Sometimes it may feel like you’re having more than your fair share of sorrow and grief, and it simply doesn’t seem fair. If that’s how you’re feeling today, I want you to know that it’s very natural to feel like that, when you are in the midst of a particular difficult period in your life. But friends, how you respond in such circumstances, may well shape the rest of your life.
Many of you may remember a very aggressive media personality who became known for his caustic comments and cynical attitude toward life, Gordon Sinclair. For many years, until his death in 1984, Gordon was the voice of CFRB at 11:45 a.m. with his 10 minutes news report followed by ‘Let’s Be Personal’ a segment in which he spoke his mind on current issues.
Gordon Sinclair was a broadcaster who wasn’t afraid to speak his mind, even if those comments criticized and offended other people. Nor was he shy about letting his audience know that he was an atheist. He often criticised individual Christians as well as the Christian Church, calling Christians hypocrites. There is no question but that Gordon was a great news reporter, but he was also a man who bore a heavy burden.
You see, he hadn’t always been so cynical. In fact at one time in his life, he’d actually been a member of a Christian Church, but that all changed the night his daughter died tragically. That tragedy left Gord with a deep and open wound. He was never able to find healing for the hurt and anger he felt, and so for the rest of his life he blamed God for what had happened..
A few weeks ago, I say saw an ad for a TV program entitled: ‘God on Trial’. Putting God on trial is what many people attempt to do when they are wounded by a personal tragedy. They put God on trial by blaming God for all the painful things that have happened to them.
It is virtually impossible to explain to a wounded person why a particular tragedy or loss has happened to them. Any attempt on our part to do so, is almost certain to drive a wedge between us and the person who is experiencing that suffering. From a human point of view, there may well be no rational meaning to what has happened. But that’s not to say, that from God’s perspective, there is no explanation.
However, there’s an illustration that I remember from my youth that may help to shed some light on this issue. And perhaps you’ve had an experience similar to this.
Some one (whose name slips me at the moment), told me about an experiment he’d recently done, and the outcome of the experience. This fellow had found a cocoon, attached to a branch. Being a person who was curious about nature, he broke off the branch and took it, along with the cocoon to his home. Over the next several days he watched to see if anything would happen.
Then one day, he began to notice some activity from within the cocoon. It became obvious to him that the creature inside was attempting to break out of its enclosure. Soon a tiny opening appeared, as the little creature struggled. But all of a sudden that activity stopped.
Wanting to assist the creature, my friend gently enlarged the opening, allowing the butterfly, (for that’s what was inside) – to emerge.
Once outside the cocoon, my friend fully expected to see the butterfly unfold its wings and eventually take off. But instead what he observed was a wounded creature with a swollen body and deformed wings, which never took to flight.
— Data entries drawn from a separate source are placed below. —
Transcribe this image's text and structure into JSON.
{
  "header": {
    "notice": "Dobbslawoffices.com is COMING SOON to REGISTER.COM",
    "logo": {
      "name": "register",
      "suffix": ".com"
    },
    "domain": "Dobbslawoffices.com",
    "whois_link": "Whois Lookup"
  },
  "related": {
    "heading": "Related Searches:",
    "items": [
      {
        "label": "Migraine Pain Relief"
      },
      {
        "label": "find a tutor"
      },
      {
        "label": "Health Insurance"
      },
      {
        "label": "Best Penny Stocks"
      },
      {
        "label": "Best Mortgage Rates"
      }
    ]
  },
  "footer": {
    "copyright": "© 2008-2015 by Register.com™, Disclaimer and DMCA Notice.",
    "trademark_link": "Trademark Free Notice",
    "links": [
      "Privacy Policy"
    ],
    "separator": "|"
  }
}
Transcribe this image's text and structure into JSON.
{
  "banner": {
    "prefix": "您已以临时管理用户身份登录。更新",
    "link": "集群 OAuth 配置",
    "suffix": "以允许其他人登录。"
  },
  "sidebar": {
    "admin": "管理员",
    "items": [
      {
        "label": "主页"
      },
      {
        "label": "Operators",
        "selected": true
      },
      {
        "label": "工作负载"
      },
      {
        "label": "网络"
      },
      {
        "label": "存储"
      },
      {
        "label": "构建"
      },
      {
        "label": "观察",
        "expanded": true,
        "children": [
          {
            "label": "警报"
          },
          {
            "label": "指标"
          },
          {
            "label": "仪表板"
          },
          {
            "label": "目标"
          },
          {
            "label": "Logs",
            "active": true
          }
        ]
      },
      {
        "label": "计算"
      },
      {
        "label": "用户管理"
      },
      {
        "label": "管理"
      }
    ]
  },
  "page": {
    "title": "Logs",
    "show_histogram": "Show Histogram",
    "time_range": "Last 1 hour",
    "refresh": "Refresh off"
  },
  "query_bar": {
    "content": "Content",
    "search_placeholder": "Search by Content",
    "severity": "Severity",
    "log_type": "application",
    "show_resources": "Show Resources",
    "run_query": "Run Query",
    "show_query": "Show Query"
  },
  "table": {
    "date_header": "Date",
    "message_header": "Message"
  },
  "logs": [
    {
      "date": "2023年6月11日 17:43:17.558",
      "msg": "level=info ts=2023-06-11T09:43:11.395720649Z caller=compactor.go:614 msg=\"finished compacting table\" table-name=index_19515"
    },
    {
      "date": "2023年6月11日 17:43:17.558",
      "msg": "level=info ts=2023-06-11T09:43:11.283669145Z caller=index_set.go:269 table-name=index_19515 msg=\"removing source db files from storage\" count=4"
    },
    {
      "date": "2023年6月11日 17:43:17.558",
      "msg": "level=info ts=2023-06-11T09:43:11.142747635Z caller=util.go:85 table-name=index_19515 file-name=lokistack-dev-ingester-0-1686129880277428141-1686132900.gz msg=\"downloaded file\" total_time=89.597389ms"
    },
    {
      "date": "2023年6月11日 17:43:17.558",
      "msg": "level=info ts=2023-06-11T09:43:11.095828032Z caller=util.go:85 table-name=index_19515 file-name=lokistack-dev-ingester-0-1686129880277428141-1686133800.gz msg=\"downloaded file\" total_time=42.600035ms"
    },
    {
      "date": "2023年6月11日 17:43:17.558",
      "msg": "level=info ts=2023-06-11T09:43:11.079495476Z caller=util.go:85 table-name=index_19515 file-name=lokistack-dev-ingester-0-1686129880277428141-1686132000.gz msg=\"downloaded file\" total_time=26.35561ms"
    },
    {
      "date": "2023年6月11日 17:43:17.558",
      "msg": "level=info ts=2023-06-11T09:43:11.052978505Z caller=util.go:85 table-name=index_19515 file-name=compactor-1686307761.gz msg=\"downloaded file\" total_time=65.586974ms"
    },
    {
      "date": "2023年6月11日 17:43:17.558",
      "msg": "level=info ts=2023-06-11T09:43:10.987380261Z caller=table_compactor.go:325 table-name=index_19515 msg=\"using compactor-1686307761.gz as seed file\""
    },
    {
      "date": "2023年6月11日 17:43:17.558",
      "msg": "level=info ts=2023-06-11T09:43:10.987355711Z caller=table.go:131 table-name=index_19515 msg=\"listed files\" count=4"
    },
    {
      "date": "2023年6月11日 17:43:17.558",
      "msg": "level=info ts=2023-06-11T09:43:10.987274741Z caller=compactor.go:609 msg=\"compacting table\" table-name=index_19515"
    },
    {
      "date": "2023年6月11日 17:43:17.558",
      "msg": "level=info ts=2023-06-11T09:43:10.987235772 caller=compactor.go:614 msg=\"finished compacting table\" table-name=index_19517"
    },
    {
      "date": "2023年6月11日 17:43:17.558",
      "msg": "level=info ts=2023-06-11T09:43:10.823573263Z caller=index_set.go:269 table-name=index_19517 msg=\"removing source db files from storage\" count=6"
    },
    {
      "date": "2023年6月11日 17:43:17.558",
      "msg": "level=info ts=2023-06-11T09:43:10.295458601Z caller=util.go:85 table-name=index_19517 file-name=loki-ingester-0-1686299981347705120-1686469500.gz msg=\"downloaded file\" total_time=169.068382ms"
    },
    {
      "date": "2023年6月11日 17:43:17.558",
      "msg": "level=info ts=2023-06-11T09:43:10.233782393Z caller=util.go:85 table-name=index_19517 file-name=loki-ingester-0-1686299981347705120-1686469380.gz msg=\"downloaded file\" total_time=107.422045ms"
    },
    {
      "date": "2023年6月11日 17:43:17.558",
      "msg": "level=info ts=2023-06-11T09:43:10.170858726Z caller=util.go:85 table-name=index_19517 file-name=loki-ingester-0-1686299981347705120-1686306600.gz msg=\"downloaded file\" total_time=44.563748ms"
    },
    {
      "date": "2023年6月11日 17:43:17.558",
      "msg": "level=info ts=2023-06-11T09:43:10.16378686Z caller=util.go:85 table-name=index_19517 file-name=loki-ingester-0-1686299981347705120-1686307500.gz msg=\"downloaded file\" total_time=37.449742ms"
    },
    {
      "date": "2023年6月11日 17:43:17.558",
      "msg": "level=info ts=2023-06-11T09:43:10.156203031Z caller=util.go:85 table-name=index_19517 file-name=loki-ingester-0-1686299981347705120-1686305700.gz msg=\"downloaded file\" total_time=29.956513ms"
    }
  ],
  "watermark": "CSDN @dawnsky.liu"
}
What my friend learned from this experience was that, – it’s the struggle to break free which enables a butterfly to grow strong and be prepared for flight.
Suffering and personal loss can affect us in many different ways. It can make us cynical as it did for Gordon Sinclair. It can drain us of all our energy and resourcefulness, and leave us an empty shell of a person. Or, in a very mysterious way, it can make us stronger and more committed to our faith than ever before.
Some years ago, I had the opportunity to visit two women in a seniors care facility. When I went into the first woman’s room, I found her lying in her bed, with her body turned so that she was facing the wall. But as soon as she became aware of my presence in the room, she made a supreme effort to turn over so that she would face me. It was obvious, from the expression on her face, that making this move caused her great pain. But she made no comment about the pain, instead she greeted me with a smile and immediately began asking me about the church and her many friends in the congregation. “Tell me what’s happening?” “How are my friends doing?” That was how our conversation went.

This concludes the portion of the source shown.